Fixed-Rate Loans: Lending Criteria and Terms
A fixed-rate loan is a debt instrument that comes with a fixed interest rate. The rate remains the same during the term and doesn’t fluctuate. When interest rates are low and going up, borrowers with adjustable rate loans often lock in at a fixed interest rate. An adjustable rate is a better option when rates are about to decline. Amortization plays an important role, however. Interest rate fluctuations have a greater impact on loans with longer terms.
The interest charges and principal remain fixed, but your homeowner’s insurance premiums and property taxes may increase. This said, the monthly payments are stable, which makes it easier to develop and stick to a budget. Many borrowers go for a fixed-rate because it comes with a longer term and offers a greater degree of security.
Fixed-rate loans go with different interest rates and terms: 10-year, 15-year, and 20- and 30-year. Borrowers who pay biweekly make 26 instead of 12 payments a year. This shortens the repayment term. One problem with these types of credit is that a large portion of the monthly payment goes toward interest charges during the initial period. The opposite is true toward the end of the term – a large percentage of the payment goes toward the principal.

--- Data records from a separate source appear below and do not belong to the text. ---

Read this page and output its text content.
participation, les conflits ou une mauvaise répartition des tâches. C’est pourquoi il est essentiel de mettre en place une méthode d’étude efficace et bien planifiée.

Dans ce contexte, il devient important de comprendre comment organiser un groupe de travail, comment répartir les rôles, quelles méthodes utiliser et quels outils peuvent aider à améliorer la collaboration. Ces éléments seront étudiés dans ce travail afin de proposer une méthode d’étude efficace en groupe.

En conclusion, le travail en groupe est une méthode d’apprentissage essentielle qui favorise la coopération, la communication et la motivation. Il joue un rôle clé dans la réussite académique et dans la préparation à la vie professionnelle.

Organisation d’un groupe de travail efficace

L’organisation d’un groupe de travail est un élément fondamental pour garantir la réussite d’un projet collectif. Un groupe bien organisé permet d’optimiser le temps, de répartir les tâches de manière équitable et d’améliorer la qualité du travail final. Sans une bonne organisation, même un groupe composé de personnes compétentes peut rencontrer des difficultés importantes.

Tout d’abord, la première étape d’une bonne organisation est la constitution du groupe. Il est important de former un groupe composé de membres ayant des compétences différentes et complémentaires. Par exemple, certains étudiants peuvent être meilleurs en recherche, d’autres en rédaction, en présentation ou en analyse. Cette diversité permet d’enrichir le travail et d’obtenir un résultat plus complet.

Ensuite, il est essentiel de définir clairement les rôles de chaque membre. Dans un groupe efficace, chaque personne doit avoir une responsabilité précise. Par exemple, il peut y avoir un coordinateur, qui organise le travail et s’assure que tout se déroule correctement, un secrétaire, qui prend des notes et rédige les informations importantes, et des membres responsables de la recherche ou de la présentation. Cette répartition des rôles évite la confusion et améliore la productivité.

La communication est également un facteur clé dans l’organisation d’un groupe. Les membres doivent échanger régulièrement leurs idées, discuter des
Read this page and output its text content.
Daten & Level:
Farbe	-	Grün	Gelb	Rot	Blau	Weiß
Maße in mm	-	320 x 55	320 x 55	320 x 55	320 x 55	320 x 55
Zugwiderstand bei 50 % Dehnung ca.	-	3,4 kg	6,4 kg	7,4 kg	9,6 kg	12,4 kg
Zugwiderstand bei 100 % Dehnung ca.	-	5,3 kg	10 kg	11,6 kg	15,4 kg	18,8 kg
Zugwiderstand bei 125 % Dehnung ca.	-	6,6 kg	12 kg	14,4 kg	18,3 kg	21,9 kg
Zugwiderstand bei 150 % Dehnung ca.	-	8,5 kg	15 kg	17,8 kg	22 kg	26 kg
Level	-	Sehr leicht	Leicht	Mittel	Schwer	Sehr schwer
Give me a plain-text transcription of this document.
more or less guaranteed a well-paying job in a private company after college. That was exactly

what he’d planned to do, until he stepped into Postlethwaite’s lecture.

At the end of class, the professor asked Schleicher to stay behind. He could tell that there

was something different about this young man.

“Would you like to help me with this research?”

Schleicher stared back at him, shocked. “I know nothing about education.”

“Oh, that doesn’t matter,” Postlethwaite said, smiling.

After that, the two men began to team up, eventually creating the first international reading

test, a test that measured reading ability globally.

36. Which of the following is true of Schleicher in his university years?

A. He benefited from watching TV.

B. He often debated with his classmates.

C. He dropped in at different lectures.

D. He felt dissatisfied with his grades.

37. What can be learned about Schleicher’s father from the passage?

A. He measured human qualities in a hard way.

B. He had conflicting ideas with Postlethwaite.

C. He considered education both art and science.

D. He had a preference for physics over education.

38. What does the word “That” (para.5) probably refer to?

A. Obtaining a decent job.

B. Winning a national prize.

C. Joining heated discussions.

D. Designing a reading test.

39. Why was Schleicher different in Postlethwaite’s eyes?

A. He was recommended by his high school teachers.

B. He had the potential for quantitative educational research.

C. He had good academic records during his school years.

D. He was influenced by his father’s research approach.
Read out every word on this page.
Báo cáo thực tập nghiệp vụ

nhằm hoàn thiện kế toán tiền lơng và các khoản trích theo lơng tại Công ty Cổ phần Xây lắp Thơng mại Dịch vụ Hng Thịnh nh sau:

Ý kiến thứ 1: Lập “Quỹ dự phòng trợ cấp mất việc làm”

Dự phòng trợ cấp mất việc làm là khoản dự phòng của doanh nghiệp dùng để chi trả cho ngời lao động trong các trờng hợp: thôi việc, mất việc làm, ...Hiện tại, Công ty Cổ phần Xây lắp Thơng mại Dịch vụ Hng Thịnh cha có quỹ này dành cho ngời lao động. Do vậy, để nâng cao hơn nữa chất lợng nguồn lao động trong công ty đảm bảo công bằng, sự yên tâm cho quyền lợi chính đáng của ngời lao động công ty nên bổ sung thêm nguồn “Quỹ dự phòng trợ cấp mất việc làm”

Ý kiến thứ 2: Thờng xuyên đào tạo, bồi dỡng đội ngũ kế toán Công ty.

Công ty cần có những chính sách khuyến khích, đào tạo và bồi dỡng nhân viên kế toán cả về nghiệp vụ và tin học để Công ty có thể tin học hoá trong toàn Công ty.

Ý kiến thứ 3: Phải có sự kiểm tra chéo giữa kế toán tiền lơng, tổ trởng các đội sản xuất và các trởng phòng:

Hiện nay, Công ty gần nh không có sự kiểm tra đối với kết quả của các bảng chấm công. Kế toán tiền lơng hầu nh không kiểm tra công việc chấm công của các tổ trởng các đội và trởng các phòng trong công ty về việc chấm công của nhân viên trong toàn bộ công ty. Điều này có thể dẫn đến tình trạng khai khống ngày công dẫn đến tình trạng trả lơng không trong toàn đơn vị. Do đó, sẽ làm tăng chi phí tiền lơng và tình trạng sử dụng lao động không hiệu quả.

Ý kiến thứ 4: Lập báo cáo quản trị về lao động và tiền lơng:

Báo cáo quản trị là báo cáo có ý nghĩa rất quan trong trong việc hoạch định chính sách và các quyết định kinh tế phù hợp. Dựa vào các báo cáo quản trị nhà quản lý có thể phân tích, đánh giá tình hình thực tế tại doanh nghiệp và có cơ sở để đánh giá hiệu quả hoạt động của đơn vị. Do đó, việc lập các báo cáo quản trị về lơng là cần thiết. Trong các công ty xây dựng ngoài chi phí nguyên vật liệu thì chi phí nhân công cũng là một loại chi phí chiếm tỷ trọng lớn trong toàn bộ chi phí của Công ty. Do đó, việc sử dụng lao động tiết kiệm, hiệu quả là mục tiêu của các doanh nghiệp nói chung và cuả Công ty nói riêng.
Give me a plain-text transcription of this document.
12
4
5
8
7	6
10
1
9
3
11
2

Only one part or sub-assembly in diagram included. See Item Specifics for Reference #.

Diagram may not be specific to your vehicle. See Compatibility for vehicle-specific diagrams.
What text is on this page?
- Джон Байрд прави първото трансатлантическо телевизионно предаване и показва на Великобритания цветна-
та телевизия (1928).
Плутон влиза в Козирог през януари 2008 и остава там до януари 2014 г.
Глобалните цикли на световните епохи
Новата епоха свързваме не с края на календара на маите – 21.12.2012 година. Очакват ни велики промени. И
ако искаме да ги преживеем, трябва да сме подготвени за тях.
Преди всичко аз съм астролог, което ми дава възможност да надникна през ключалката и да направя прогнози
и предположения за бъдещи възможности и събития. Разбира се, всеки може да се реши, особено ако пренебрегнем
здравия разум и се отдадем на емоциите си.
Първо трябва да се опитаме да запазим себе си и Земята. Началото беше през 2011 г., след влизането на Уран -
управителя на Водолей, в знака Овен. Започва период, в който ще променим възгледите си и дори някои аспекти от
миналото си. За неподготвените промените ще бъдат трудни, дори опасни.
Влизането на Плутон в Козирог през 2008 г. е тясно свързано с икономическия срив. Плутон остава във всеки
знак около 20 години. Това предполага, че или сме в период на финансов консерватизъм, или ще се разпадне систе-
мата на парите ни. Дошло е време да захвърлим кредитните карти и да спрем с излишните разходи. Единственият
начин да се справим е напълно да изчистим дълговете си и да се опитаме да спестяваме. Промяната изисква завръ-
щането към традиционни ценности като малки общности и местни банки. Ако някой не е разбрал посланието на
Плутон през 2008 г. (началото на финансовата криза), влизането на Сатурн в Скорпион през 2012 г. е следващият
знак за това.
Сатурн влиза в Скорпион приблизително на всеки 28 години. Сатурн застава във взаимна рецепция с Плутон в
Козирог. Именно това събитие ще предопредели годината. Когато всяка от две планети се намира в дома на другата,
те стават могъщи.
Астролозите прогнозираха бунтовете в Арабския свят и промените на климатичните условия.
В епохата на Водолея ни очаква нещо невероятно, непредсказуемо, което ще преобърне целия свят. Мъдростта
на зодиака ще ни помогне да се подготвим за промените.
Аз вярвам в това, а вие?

Personal and Business Loans
There are two types of fixed-rate loans – personal and business. Financial institutions that offer business financing advertise repayment holidays, no arrangement fees and early payment penalties, and a choice of loan amounts. Borrowers can take a repayment holiday during which they pay interest charges. They can pay back the loan at a time of their choosing, and no prepayment charges are assessed. Some financial institutions also require collateral. Moreover, some loans are interest-only for 5, 7, 10, or 15 years, and then borrowers start making payments toward the principal. Applicants can choose from different payment frequencies, including annually, semi-annually, quarterly, and monthly payments.
Financial institutions also provide small business loans with fixed interest rates. They offer repayment schedules of up to 7 years and advertise loans with no security or arrangement fees. Some banks have early prepayment penalties equal to 2 to 7 months’ interest. With other lenders, you can choose a loan with a term from 1 year to 25 years. Borrowers are allowed to lock in the rate for up to 10 years, and then it converts to adjustable rate. Applicants are offered flexible repayment options, but early payment penalties apply. In general, business financing is beneficial for companies that experience a shortage of cash flow. Businesses that take out a credit also enjoy some tax relief. The reason is that a portion of the profits that goes toward repayment is tax deductible. Angel investors and venture capitalists also offer financing to start-ups in exchange for equity and part ownership. Unlike them, financial institutions only charge interest.
Things to Consider
Whether taking out a personal or business fixed-rate loan, there are some disadvantages to consider. One is that borrowers who apply for short-term financing are offered high interest rates. In this case, it is better to apply for an adjustable-rate loan. Applicants with a stable, high income may opt for an adjustable rate, since they can make additional repayments. This is one way to increase their home equity and shorten the repayment term. Fixed interest rates are a better choice for conservative, low-risk borrowers. At the same time, these loans are less flexible and come with a number of restrictions. You are not allowed to redraw money and there is a limit on the amount that can be repaid. Some financial institutions advertise unlimited repayment options.
Borrowers who are unsure whether to choose a fixed or variable rate may opt for a combination of both. This is known as a split loan. Here a portion of the loan comes with a variable rate while the remaining amount goes with a fixed rate. You can have a 40 percent fixed and 60 percent variable or another combination.